Mortgages have a long history, which many attribute to the feudal system in the 12th century. The word mortgage is said to derive from the French for a ‘dead pledge’ – as opposed to a ‘live pledge’ which was the other type of pledge available in those times. A live pledge was one in which the income from the land was used to repay the loan, while a dead pledge was one in which the borrower had to find other means to repay the loan.

Although in modern times the term mortgage has become synonymous with the term loan, essentially a mortgage is – and always has been – a lien on a piece of land or property as security for a debt. Getting a mortgage meant transferring the title on a piece of land or property to the person who was lending the money. This was a conditional transfer. As long as the borrower repaid the loan, then the borrower retained the title once the debt was paid in full. If the borrower failed to repay the loan as agreed, then title to the property passed permanently to the lender.

In the 12th century, dead pledges were considered contrary to religious teachings as they promoted usury, and live pledges were much more popular. However, by the 14th century, live pledges had disappeared, leaving only dead pledges and paving the way for the mortgages we know today.

UK Mortgages Evolve

Another name for dead pledges is “mortgages by demise”, but this type of mortgage has not been available in the UK since the Land Registration Act 2002. Far more usual is the mortgage by legal charge, which has been in common use since 1925. Unlike the old type of mortgage, the title for the property or land remains with the borrower. However, the lender has enough rights over the property to ensure that the loan is repaid in case of a problem. This is why a modern mortgage lender has first charge over your property, and why getting a second mortgage will give that lender a second charge on the property.

There are several common terms that are used in mortgages.

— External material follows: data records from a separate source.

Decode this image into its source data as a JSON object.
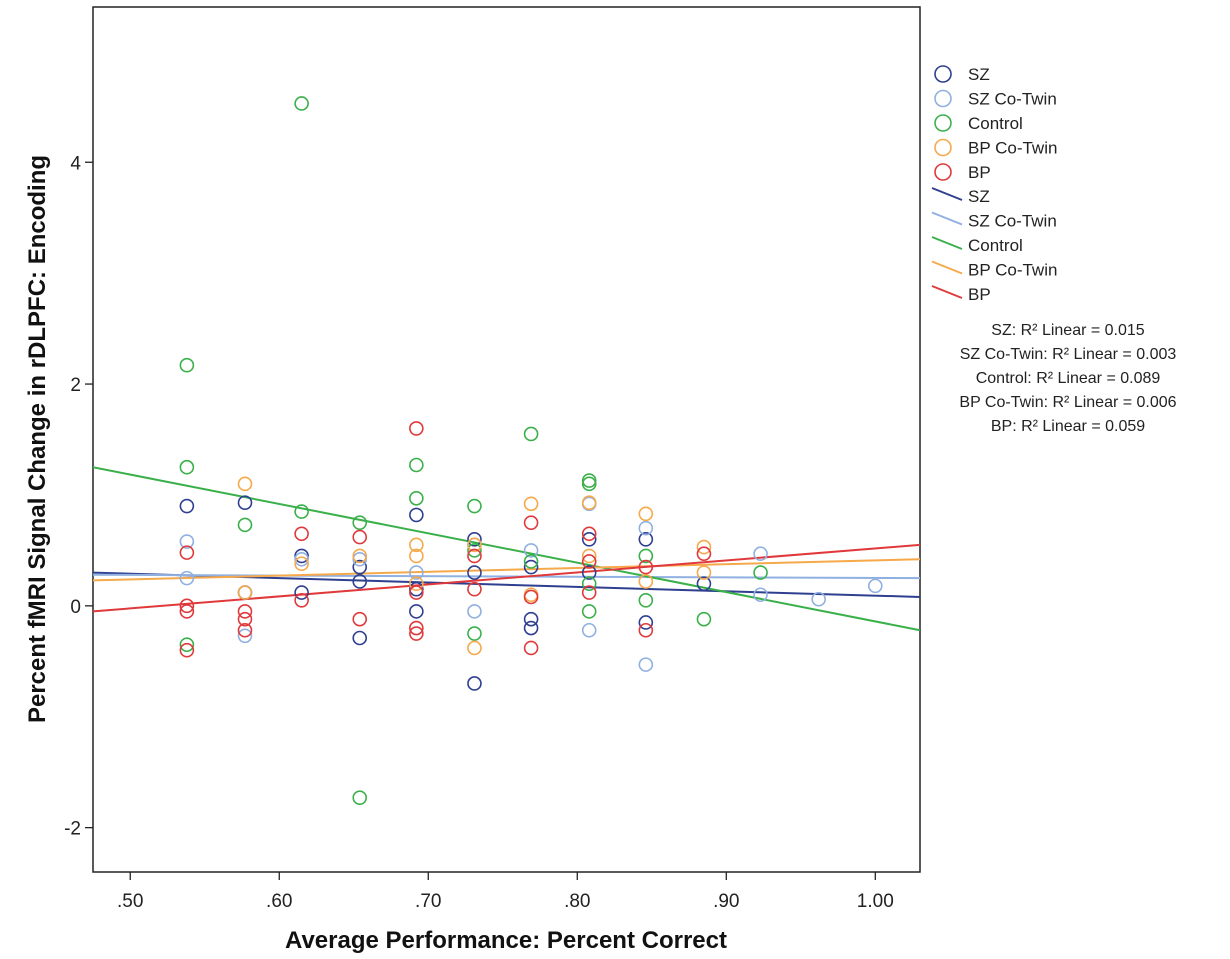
{
  "chart_data": {
    "type": "scatter",
    "title": "",
    "xlabel": "Average Performance: Percent Correct",
    "ylabel": "Percent fMRI Signal Change in rDLPFC: Encoding",
    "xlim": [
      0.475,
      1.03
    ],
    "ylim": [
      -2.4,
      5.4
    ],
    "x_ticks": [
      0.5,
      0.6,
      0.7,
      0.8,
      0.9,
      1.0
    ],
    "x_tick_labels": [
      ".50",
      ".60",
      ".70",
      ".80",
      ".90",
      "1.00"
    ],
    "y_ticks": [
      -2,
      0,
      2,
      4
    ],
    "y_tick_labels": [
      "-2",
      "0",
      "2",
      "4"
    ],
    "grid": false,
    "legend_position": "right",
    "series": [
      {
        "name": "SZ",
        "color": "#2e3f8f",
        "points": [
          [
            0.538,
            0.9
          ],
          [
            0.577,
            0.93
          ],
          [
            0.577,
            0.12
          ],
          [
            0.615,
            0.45
          ],
          [
            0.615,
            0.12
          ],
          [
            0.654,
            0.35
          ],
          [
            0.654,
            0.22
          ],
          [
            0.654,
            -0.29
          ],
          [
            0.692,
            0.82
          ],
          [
            0.692,
            0.15
          ],
          [
            0.692,
            -0.05
          ],
          [
            0.731,
            0.6
          ],
          [
            0.731,
            0.3
          ],
          [
            0.731,
            -0.7
          ],
          [
            0.769,
            0.35
          ],
          [
            0.769,
            -0.12
          ],
          [
            0.769,
            -0.2
          ],
          [
            0.808,
            0.6
          ],
          [
            0.808,
            0.3
          ],
          [
            0.846,
            0.6
          ],
          [
            0.846,
            -0.15
          ],
          [
            0.885,
            0.2
          ]
        ],
        "fit": [
          0.3,
          0.08
        ],
        "r2_label": "SZ: R² Linear = 0.015"
      },
      {
        "name": "SZ Co-Twin",
        "color": "#8fb0e0",
        "points": [
          [
            0.538,
            0.58
          ],
          [
            0.538,
            0.25
          ],
          [
            0.577,
            -0.27
          ],
          [
            0.615,
            0.42
          ],
          [
            0.654,
            0.42
          ],
          [
            0.692,
            0.3
          ],
          [
            0.731,
            0.55
          ],
          [
            0.731,
            -0.05
          ],
          [
            0.769,
            0.5
          ],
          [
            0.808,
            0.92
          ],
          [
            0.808,
            -0.22
          ],
          [
            0.846,
            0.7
          ],
          [
            0.846,
            -0.53
          ],
          [
            0.923,
            0.47
          ],
          [
            0.923,
            0.1
          ],
          [
            0.962,
            0.06
          ],
          [
            1.0,
            0.18
          ]
        ],
        "fit": [
          0.28,
          0.25
        ],
        "r2_label": "SZ Co-Twin: R² Linear = 0.003"
      },
      {
        "name": "Control",
        "color": "#3ab04a",
        "points": [
          [
            0.538,
            2.17
          ],
          [
            0.538,
            1.25
          ],
          [
            0.538,
            -0.35
          ],
          [
            0.577,
            0.73
          ],
          [
            0.615,
            4.53
          ],
          [
            0.615,
            0.85
          ],
          [
            0.654,
            0.75
          ],
          [
            0.654,
            -1.73
          ],
          [
            0.692,
            1.27
          ],
          [
            0.692,
            0.97
          ],
          [
            0.731,
            0.9
          ],
          [
            0.731,
            0.5
          ],
          [
            0.731,
            -0.25
          ],
          [
            0.769,
            1.55
          ],
          [
            0.769,
            0.4
          ],
          [
            0.808,
            1.13
          ],
          [
            0.808,
            1.1
          ],
          [
            0.808,
            0.2
          ],
          [
            0.808,
            -0.05
          ],
          [
            0.846,
            0.45
          ],
          [
            0.846,
            0.05
          ],
          [
            0.885,
            -0.12
          ],
          [
            0.923,
            0.3
          ]
        ],
        "fit": [
          1.25,
          -0.22
        ],
        "r2_label": "Control: R² Linear = 0.089"
      },
      {
        "name": "BP Co-Twin",
        "color": "#f5a94a",
        "points": [
          [
            0.577,
            1.1
          ],
          [
            0.577,
            0.12
          ],
          [
            0.615,
            0.38
          ],
          [
            0.654,
            0.45
          ],
          [
            0.692,
            0.55
          ],
          [
            0.692,
            0.45
          ],
          [
            0.692,
            0.2
          ],
          [
            0.731,
            0.55
          ],
          [
            0.731,
            -0.38
          ],
          [
            0.769,
            0.92
          ],
          [
            0.769,
            0.1
          ],
          [
            0.808,
            0.93
          ],
          [
            0.808,
            0.45
          ],
          [
            0.846,
            0.83
          ],
          [
            0.846,
            0.22
          ],
          [
            0.885,
            0.3
          ],
          [
            0.885,
            0.53
          ]
        ],
        "fit": [
          0.23,
          0.42
        ],
        "r2_label": "BP Co-Twin: R² Linear = 0.006"
      },
      {
        "name": "BP",
        "color": "#e0393b",
        "points": [
          [
            0.538,
            0.48
          ],
          [
            0.538,
            0.0
          ],
          [
            0.538,
            -0.05
          ],
          [
            0.538,
            -0.4
          ],
          [
            0.577,
            -0.05
          ],
          [
            0.577,
            -0.12
          ],
          [
            0.577,
            -0.22
          ],
          [
            0.615,
            0.65
          ],
          [
            0.615,
            0.05
          ],
          [
            0.654,
            0.62
          ],
          [
            0.654,
            -0.12
          ],
          [
            0.692,
            1.6
          ],
          [
            0.692,
            0.12
          ],
          [
            0.692,
            -0.2
          ],
          [
            0.692,
            -0.25
          ],
          [
            0.731,
            0.45
          ],
          [
            0.731,
            0.15
          ],
          [
            0.769,
            0.75
          ],
          [
            0.769,
            0.08
          ],
          [
            0.769,
            -0.38
          ],
          [
            0.808,
            0.65
          ],
          [
            0.808,
            0.4
          ],
          [
            0.808,
            0.12
          ],
          [
            0.846,
            0.35
          ],
          [
            0.846,
            -0.22
          ],
          [
            0.885,
            0.47
          ]
        ],
        "fit": [
          -0.05,
          0.55
        ],
        "r2_label": "BP: R² Linear = 0.059"
      }
    ]
  }
}
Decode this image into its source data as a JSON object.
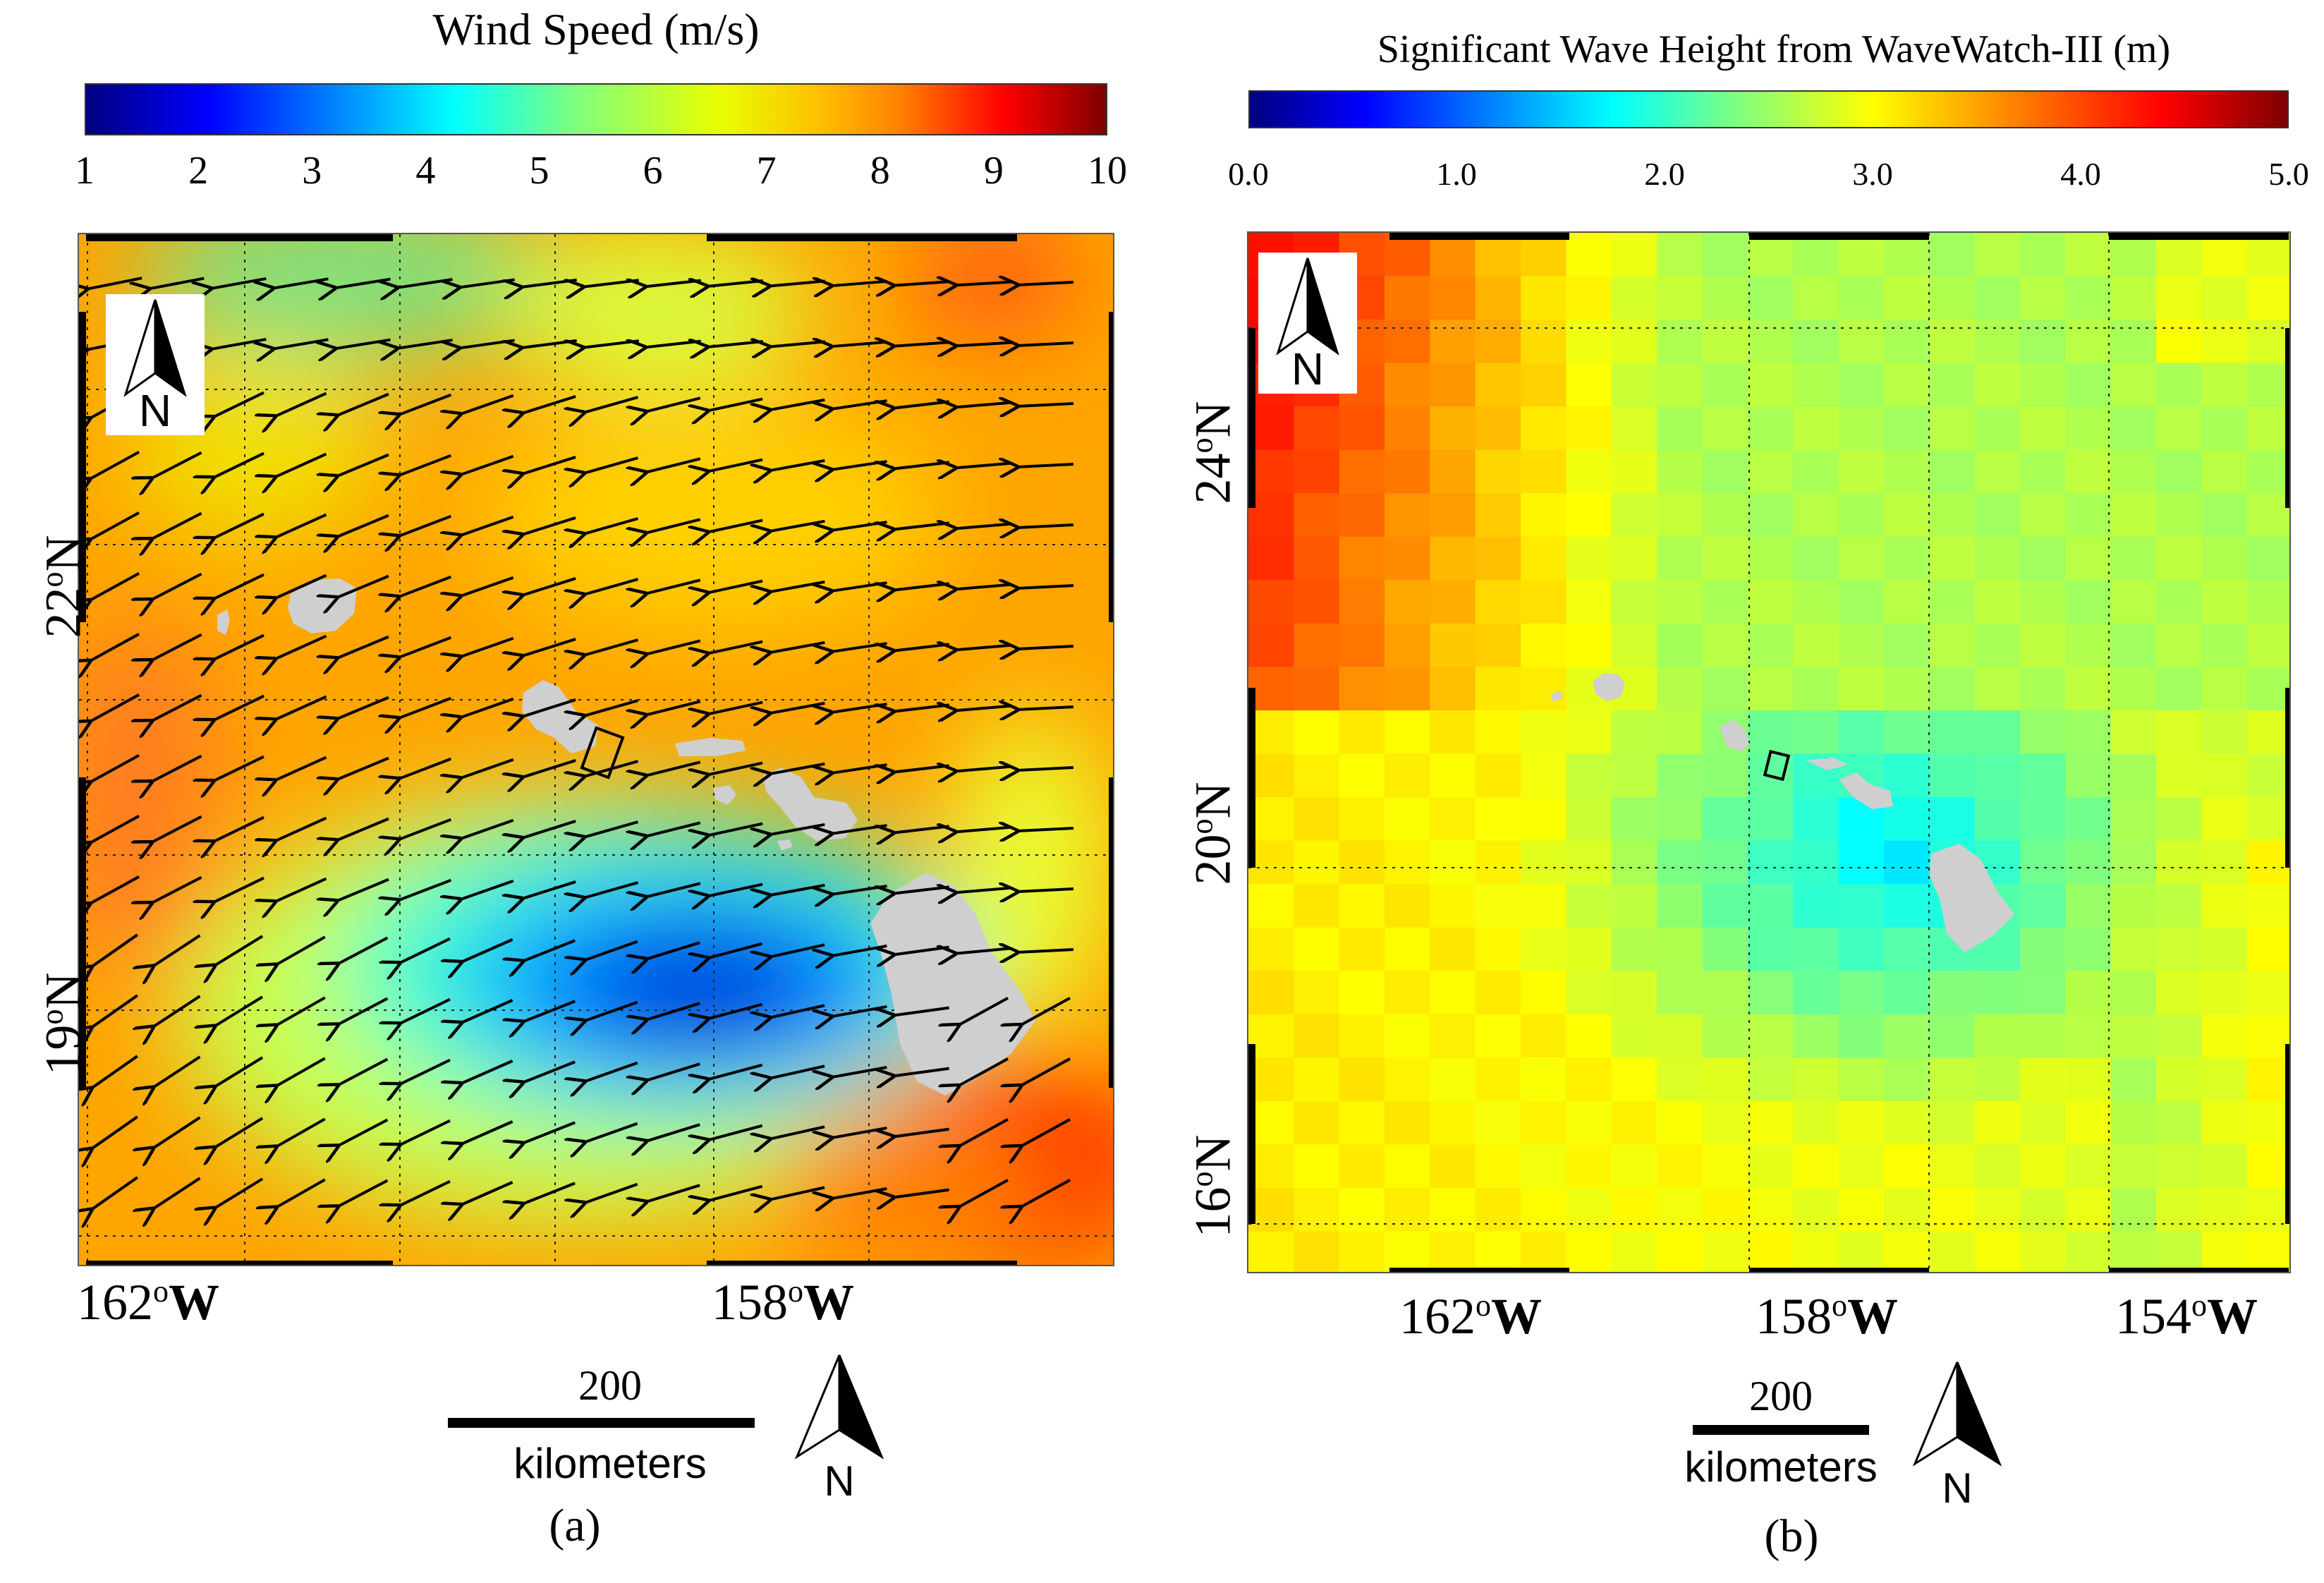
{
  "panel_a": {
    "colorbar": {
      "title": "Wind Speed (m/s)",
      "ticks": [
        "1",
        "2",
        "3",
        "4",
        "5",
        "6",
        "7",
        "8",
        "9",
        "10"
      ],
      "colors": [
        "#00007f",
        "#0000ff",
        "#007fff",
        "#00ffff",
        "#7fff7f",
        "#ffff00",
        "#ff7f00",
        "#ff0000",
        "#7f0000"
      ]
    },
    "lon_labels": [
      {
        "deg": "162",
        "sup": "o",
        "dir": "W"
      },
      {
        "deg": "158",
        "sup": "o",
        "dir": "W"
      }
    ],
    "lat_labels": [
      {
        "deg": "22",
        "sup": "o",
        "dir": "N"
      },
      {
        "deg": "19",
        "sup": "o",
        "dir": "N"
      }
    ],
    "north_arrow": "N",
    "scale_bar": {
      "value": "200",
      "unit": "kilometers"
    },
    "scale_north": "N",
    "label": "(a)"
  },
  "panel_b": {
    "colorbar": {
      "title": "Significant Wave Height from WaveWatch-III (m)",
      "ticks": [
        "0.0",
        "1.0",
        "2.0",
        "3.0",
        "4.0",
        "5.0"
      ],
      "colors": [
        "#00007f",
        "#0000ff",
        "#007fff",
        "#00ffff",
        "#7fff7f",
        "#ffff00",
        "#ff7f00",
        "#ff0000",
        "#7f0000"
      ]
    },
    "lon_labels": [
      {
        "deg": "162",
        "sup": "o",
        "dir": "W"
      },
      {
        "deg": "158",
        "sup": "o",
        "dir": "W"
      },
      {
        "deg": "154",
        "sup": "o",
        "dir": "W"
      }
    ],
    "lat_labels": [
      {
        "deg": "24",
        "sup": "o",
        "dir": "N"
      },
      {
        "deg": "20",
        "sup": "o",
        "dir": "N"
      },
      {
        "deg": "16",
        "sup": "o",
        "dir": "N"
      }
    ],
    "north_arrow": "N",
    "scale_bar": {
      "value": "200",
      "unit": "kilometers"
    },
    "scale_north": "N",
    "label": "(b)"
  },
  "colors": {
    "land": "#cfcfcf",
    "frame": "#000000"
  }
}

These include the creditor, who is the bank, building society or other lender who advances the money to buy your property. The creditor is also known as the mortgagee. The debtor, also known as the mortgagor or borrower, is the person who borrows the money from the lender. The mortgage deed records the fact that the lender has a legal charge over the borrower’s property, while the conveyance transfers the ownership of land or property from one person to another.

The UK mortgage industry has continued to evolve, with the addition of new mortgage products to expand the range available to borrowers. The UK has a well developed mortgage market, where home buyers can choose from standard mortgages, offset and flexible mortgages, Islamic home purchase plans and more.